The next part of the exchange, recounted by longtime Cope friend and Steelers beat writer Ed Bouchette of the Post-Gazette, went like this:

"You know your contract is up this year."

"I just became a gimmick guy."

The truth is, Cope wasn't above gimmickry, buffoonery or a bit of exaggeration, if thought it would make people laugh. There was his take, for instance, on one particularly violent tackle, in which a Steeler hit an opponent so hard, Cope insisted, "I swear I saw his mouthpiece fly into the third row! An old lady caught it on the fly, checked it for a fit and put it in her pocketbook!"

Even as he played to a blue-collar crowd, he couldn't disguise his grasp of culture, as evidenced in this classic exchange with longtime broadcast partner Bill Hillgrove:

Cope: "I'm telling you something -- Hines Ward looked like Nijinsky!"

Hillgrove: "Nijinsky?"

Cope: "Nijinsky! The great ballet dancer."

Hillgrove: "I thought he was a racehorse."

Cope (losing patience): "No, he ain't a racehorse! (Resigned) He's dead anyhow."

Hillgrove: "The racehorse or the ballet dancer?"

Cope: "Nijinsky!"

(They were both right: Nijinsky II, the horse, was named after Nijinsky, the Russian dancer.)

Cope's signature on-air exclamation, "Yoi!" expressed his delight in some pro-Steelers turn of events. Because a single "Yoi!" was sometimes insufficient, Cope took to multiplying them. "Double-Yoi!", in fact, is the name of his autobiography. While I have not read it, I have drunk deeply of his prose, and am here to tell you -- don't take this the wrong way, Pittsburgh -- that it goes down a hell of a lot easier than Iron City Beer.

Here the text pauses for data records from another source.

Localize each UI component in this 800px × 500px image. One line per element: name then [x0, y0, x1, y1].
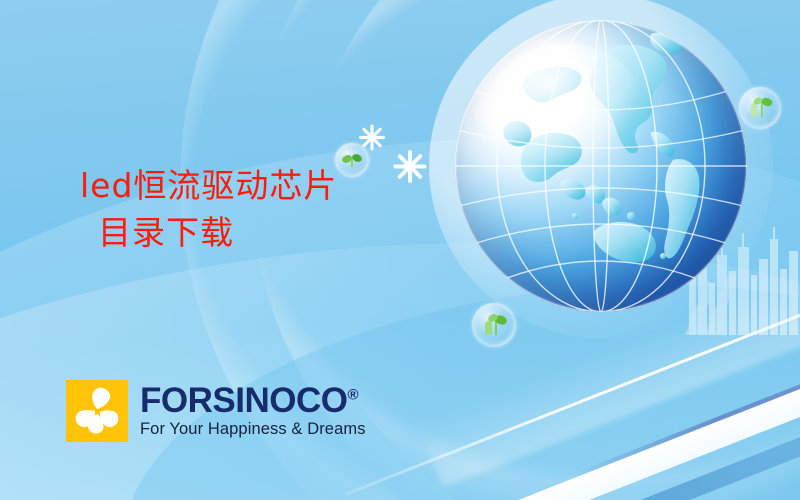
sprout-icon: [739, 87, 781, 129]
logo-company-name: FORSINOCO®: [140, 384, 366, 418]
pinwheel-petals: [66, 380, 128, 442]
globe-sphere: [455, 20, 747, 312]
four-petal-pinwheel-icon: [66, 380, 128, 442]
headline-block: led恒流驱动芯片 目录下载: [80, 163, 440, 257]
bubble-with-sprout-right: [739, 87, 781, 129]
registered-trademark-symbol: ®: [347, 386, 358, 403]
headline-line-2: 目录下载: [80, 210, 440, 257]
globe-rim-light: [455, 20, 747, 312]
earth-globe-graphic: [455, 20, 747, 312]
logo-name-text: FORSINOCO: [140, 381, 347, 420]
company-logo: FORSINOCO® For Your Happiness & Dreams: [66, 380, 366, 442]
logo-tagline: For Your Happiness & Dreams: [140, 420, 366, 438]
logo-wordmark: FORSINOCO® For Your Happiness & Dreams: [140, 384, 366, 439]
sprout-icon: [472, 303, 516, 347]
bubble-with-sprout-lower: [472, 303, 516, 347]
headline-line-1: led恒流驱动芯片: [80, 163, 440, 210]
banner-canvas: led恒流驱动芯片 目录下载 FORSINOCO® For Your Happi…: [0, 0, 800, 500]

Whatever your preferred malt beverage, raise a glass of it this Super Sunday to an absent friend, a short man with a huge gift for words both written and spoken.

http://sportsillustrated.cnn.com/2009/w ... index.html (http://sportsillustrated.cnn.com/2009/writers/austin_murphy/01/29/cope/index.html)

Iron Shiek
01-30-2009, 01:54 PM
Whatever your preferred malt beverage, raise a glass of it this Super Sunday to an absent friend, a short man with a huge gift for words both written and spoken.


Everyone needs to do this Sunday! Win one for Myron, Steelers!!! :tt2

Shanklin_25
01-30-2009, 09:16 PM
The subject of Myron's "Nijinsky'' comment was Lynn Swann during Super Bowl X. His radio partner at that time was Jack Fleming, not Bill Hillgrove who if I recall was the Pitt basketball play by play man during those years. Good story though-Myron was THE MAN.